People who have been traveling through the air for a long time know this for a fact; plane landings were a lot less bumpy and “scary” back in the old days when apparently the technology wasn’t close to today’s advancement. So what are the reasons that the landings seem to be harder today?
To understand that, you’ll first have to get a grip on what are some of the factors that affect any plane landing:
- Hydraulic Settings: Sometimes an aircraft lands harder even with a light load because the hydraulic piston shaft set inside the landing gear has been calibrated to withstand maximum capacity. This is the reason the aircraft will bounce upon touchdown.
- Weather conditions: Strong wind currents can ruin even a perfect landing by a pilot.
- Altitude: Airports located high altitude always have hard landings, since the air is thin.
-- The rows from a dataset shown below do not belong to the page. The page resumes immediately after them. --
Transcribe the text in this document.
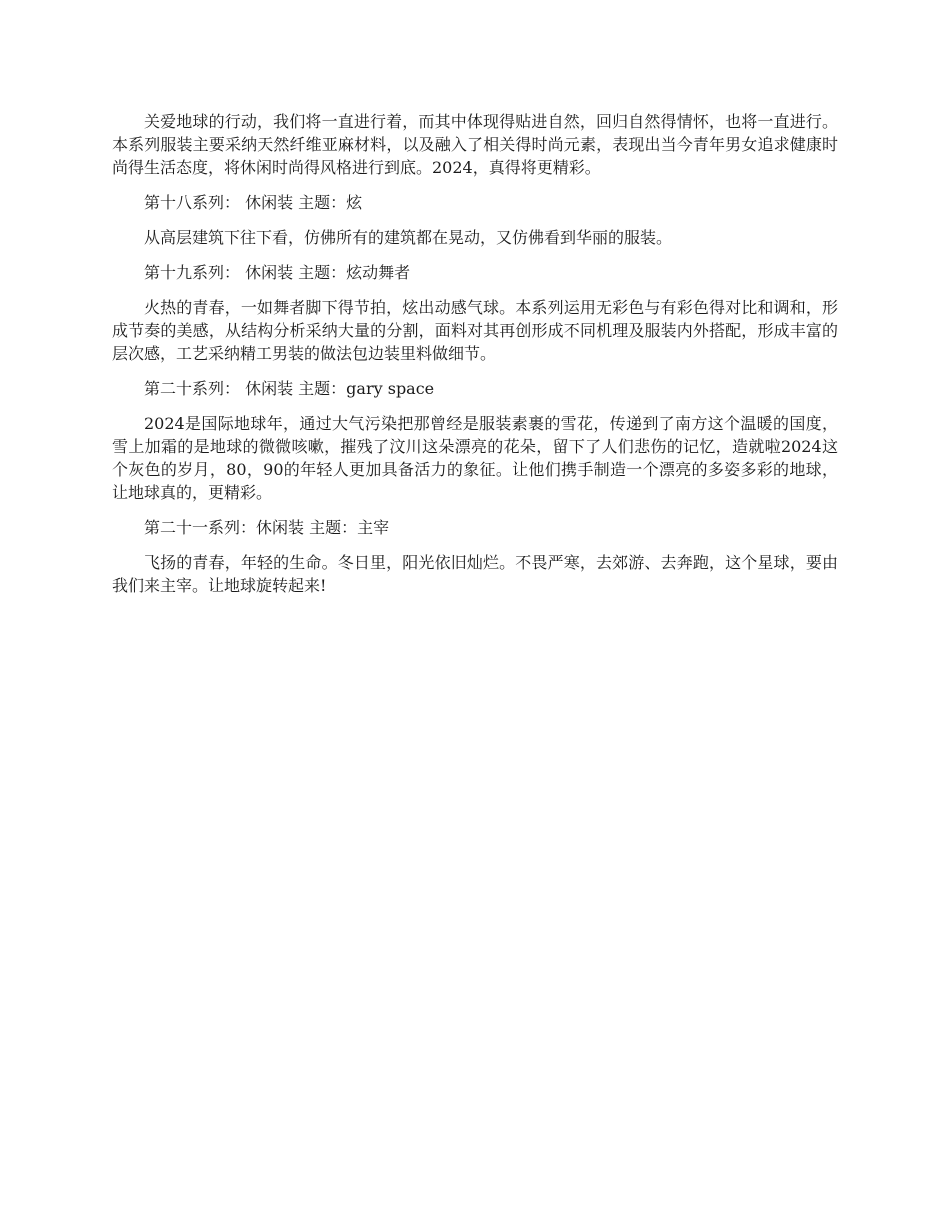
关爱地球的行动，我们将一直进行着，而其中体现得贴进自然，回归自然得情怀，也将一直进行。本系列服装主要采纳天然纤维亚麻材料，以及融入了相关得时尚元素，表现出当今青年男女追求健康时尚得生活态度，将休闲时尚得风格进行到底。2024，真得将更精彩。

第十八系列： 休闲装 主题：炫

从高层建筑下往下看，仿佛所有的建筑都在晃动，又仿佛看到华丽的服装。

第十九系列： 休闲装 主题：炫动舞者

火热的青春，一如舞者脚下得节拍，炫出动感气球。本系列运用无彩色与有彩色得对比和调和，形成节奏的美感，从结构分析采纳大量的分割，面料对其再创形成不同机理及服装内外搭配，形成丰富的层次感，工艺采纳精工男装的做法包边装里料做细节。

第二十系列： 休闲装 主题：gary space

2024是国际地球年，通过大气污染把那曾经是服装素裹的雪花，传递到了南方这个温暖的国度，雪上加霜的是地球的微微咳嗽，摧残了汶川这朵漂亮的花朵，留下了人们悲伤的记忆，造就啦2024这个灰色的岁月，80，90的年轻人更加具备活力的象征。让他们携手制造一个漂亮的多姿多彩的地球，让地球真的，更精彩。

第二十一系列：休闲装 主题：主宰

飞扬的青春，年轻的生命。冬日里，阳光依旧灿烂。不畏严寒，去郊游、去奔跑，这个星球，要由我们来主宰。让地球旋转起来!
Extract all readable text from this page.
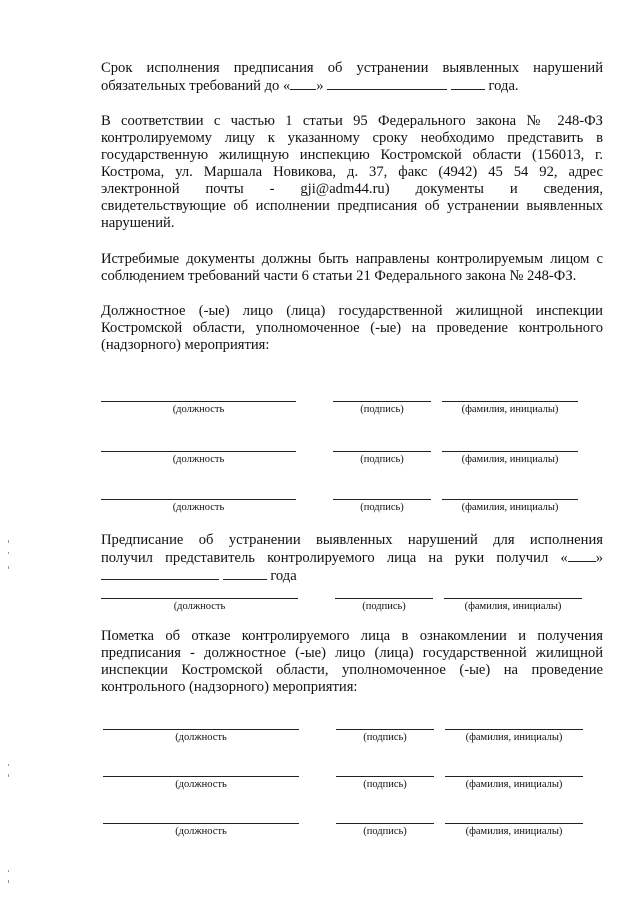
Срок исполнения предписания об устранении выявленных нарушений
обязательных требований до « »	года.
В соответствии с частью 1 статьи 95 Федерального закона № 248-ФЗ
контролируемому лицу к указанному сроку необходимо представить в
государственную жилищную инспекцию Костромской области (156013, г.
Кострома, ул. Маршала Новикова, д. 37, факс (4942) 45 54 92, адрес
электронной почты - gji@adm44.ru) документы и сведения,
свидетельствующие об исполнении предписания об устранении выявленных
нарушений.
Истребимые документы должны быть направлены контролируемым лицом с
соблюдением требований части 6 статьи 21 Федерального закона № 248-ФЗ.
Должностное (-ые) лицо (лица) государственной жилищной инспекции
Костромской области, уполномоченное (-ые) на проведение контрольного
(надзорного) мероприятия:
(должность	(подпись)	(фамилия, инициалы)
(должность	(подпись)	(фамилия, инициалы)
(должность	(подпись)	(фамилия, инициалы)
Предписание об устранении выявленных нарушений для исполнения
получил представитель контролируемого лица на руки получил « »
года
(должность	(подпись)	(фамилия, инициалы)
Пометка об отказе контролируемого лица в ознакомлении и получения
предписания - должностное (-ые) лицо (лица) государственной жилищной
инспекции Костромской области, уполномоченное (-ые) на проведение
контрольного (надзорного) мероприятия:
(должность	(подпись)	(фамилия, инициалы)
(должность	(подпись)	(фамилия, инициалы)
(должность	(подпись)	(фамилия, инициалы)
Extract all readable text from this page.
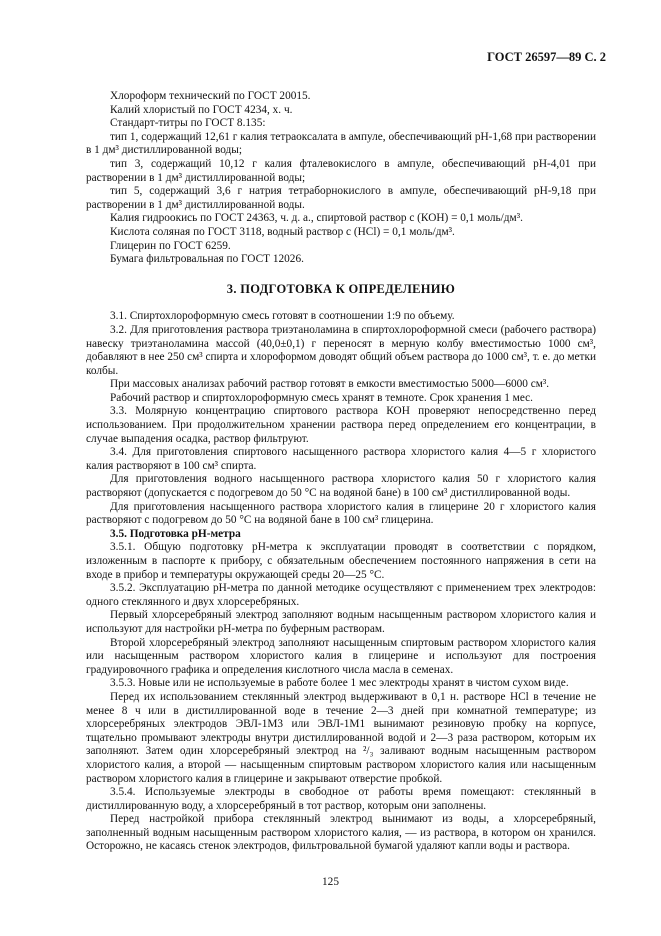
ГОСТ 26597—89 С. 2

Хлороформ технический по ГОСТ 20015.

Калий хлористый по ГОСТ 4234, х. ч.

Стандарт-титры по ГОСТ 8.135:

тип 1, содержащий 12,61 г калия тетраоксалата в ампуле, обеспечивающий рН-1,68 при растворении в 1 дм³ дистиллированной воды;

тип 3, содержащий 10,12 г калия фталевокислого в ампуле, обеспечивающий рН-4,01 при растворении в 1 дм³ дистиллированной воды;

тип 5, содержащий 3,6 г натрия тетраборнокислого в ампуле, обеспечивающий рН-9,18 при растворении в 1 дм³ дистиллированной воды.

Калия гидроокись по ГОСТ 24363, ч. д. а., спиртовой раствор с (КОН) = 0,1 моль/дм³.

Кислота соляная по ГОСТ 3118, водный раствор с (HCl) = 0,1 моль/дм³.

Глицерин по ГОСТ 6259.

Бумага фильтровальная по ГОСТ 12026.

3. ПОДГОТОВКА К ОПРЕДЕЛЕНИЮ

3.1. Спиртохлороформную смесь готовят в соотношении 1:9 по объему.

3.2. Для приготовления раствора триэтаноламина в спиртохлороформной смеси (рабочего раствора) навеску триэтаноламина массой (40,0±0,1) г переносят в мерную колбу вместимостью 1000 см³, добавляют в нее 250 см³ спирта и хлороформом доводят общий объем раствора до 1000 см³, т. е. до метки колбы.

При массовых анализах рабочий раствор готовят в емкости вместимостью 5000—6000 см³.

Рабочий раствор и спиртохлороформную смесь хранят в темноте. Срок хранения 1 мес.

3.3. Молярную концентрацию спиртового раствора КОН проверяют непосредственно перед использованием. При продолжительном хранении раствора перед определением его концентрации, в случае выпадения осадка, раствор фильтруют.

3.4. Для приготовления спиртового насыщенного раствора хлористого калия 4—5 г хлористого калия растворяют в 100 см³ спирта.

Для приготовления водного насыщенного раствора хлористого калия 50 г хлористого калия растворяют (допускается с подогревом до 50 °С на водяной бане) в 100 см³ дистиллированной воды.

Для приготовления насыщенного раствора хлористого калия в глицерине 20 г хлористого калия растворяют с подогревом до 50 °С на водяной бане в 100 см³ глицерина.

3.5. Подготовка рН-метра

3.5.1. Общую подготовку рН-метра к эксплуатации проводят в соответствии с порядком, изложенным в паспорте к прибору, с обязательным обеспечением постоянного напряжения в сети на входе в прибор и температуры окружающей среды 20—25 °С.

3.5.2. Эксплуатацию рН-метра по данной методике осуществляют с применением трех электродов: одного стеклянного и двух хлорсеребряных.

Первый хлорсеребряный электрод заполняют водным насыщенным раствором хлористого калия и используют для настройки рН-метра по буферным растворам.

Второй хлорсеребряный электрод заполняют насыщенным спиртовым раствором хлористого калия или насыщенным раствором хлористого калия в глицерине и используют для построения градуировочного графика и определения кислотного числа масла в семенах.

3.5.3. Новые или не используемые в работе более 1 мес электроды хранят в чистом сухом виде.

Перед их использованием стеклянный электрод выдерживают в 0,1 н. растворе HCl в течение не менее 8 ч или в дистиллированной воде в течение 2—3 дней при комнатной температуре; из хлорсеребряных электродов ЭВЛ-1М3 или ЭВЛ-1М1 вынимают резиновую пробку на корпусе, тщательно промывают электроды внутри дистиллированной водой и 2—3 раза раствором, которым их заполняют. Затем один хлорсеребряный электрод на ²/₃ заливают водным насыщенным раствором хлористого калия, а второй — насыщенным спиртовым раствором хлористого калия или насыщенным раствором хлористого калия в глицерине и закрывают отверстие пробкой.

3.5.4. Используемые электроды в свободное от работы время помещают: стеклянный в дистиллированную воду, а хлорсеребряный в тот раствор, которым они заполнены.

Перед настройкой прибора стеклянный электрод вынимают из воды, а хлорсеребряный, заполненный водным насыщенным раствором хлористого калия, — из раствора, в котором он хранился. Осторожно, не касаясь стенок электродов, фильтровальной бумагой удаляют капли воды и раствора.

125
Thus when landing, the plane quickly loses airspeed with wing lift disappearing in a flash.
- The smoothness and roughness of the runway also contribute to the comfort of landing.
- Runway length: This is probably the most significant one. The pilot who cares more about safety and less about showing off usually uses a short field approach and aims to land at a specific target using the main landing gear. This result is a harder, yet safer landing, with the problem of floating in ground effect avoided.
During an aircraft’s soft landing, the wings’ lift is equal to the weight of the aircraft; meaning there is no traction on the wheels. But this means that the plane has to run longer on the runway, with the brakes being applied gradually to shed aircraft’s speed and thus lift. This might be possible in smaller aircraft, but can’t be afforded by the larger ones.
So to avoid running out of the runway, and to make sure the plane lands and stops within safe limits, a firm touchdown is necessary. This wasn’t made mandatory by the aircraft companies before, but given today’s tighter safety considerations, a “hard touchdown” has almost been made a routine practice.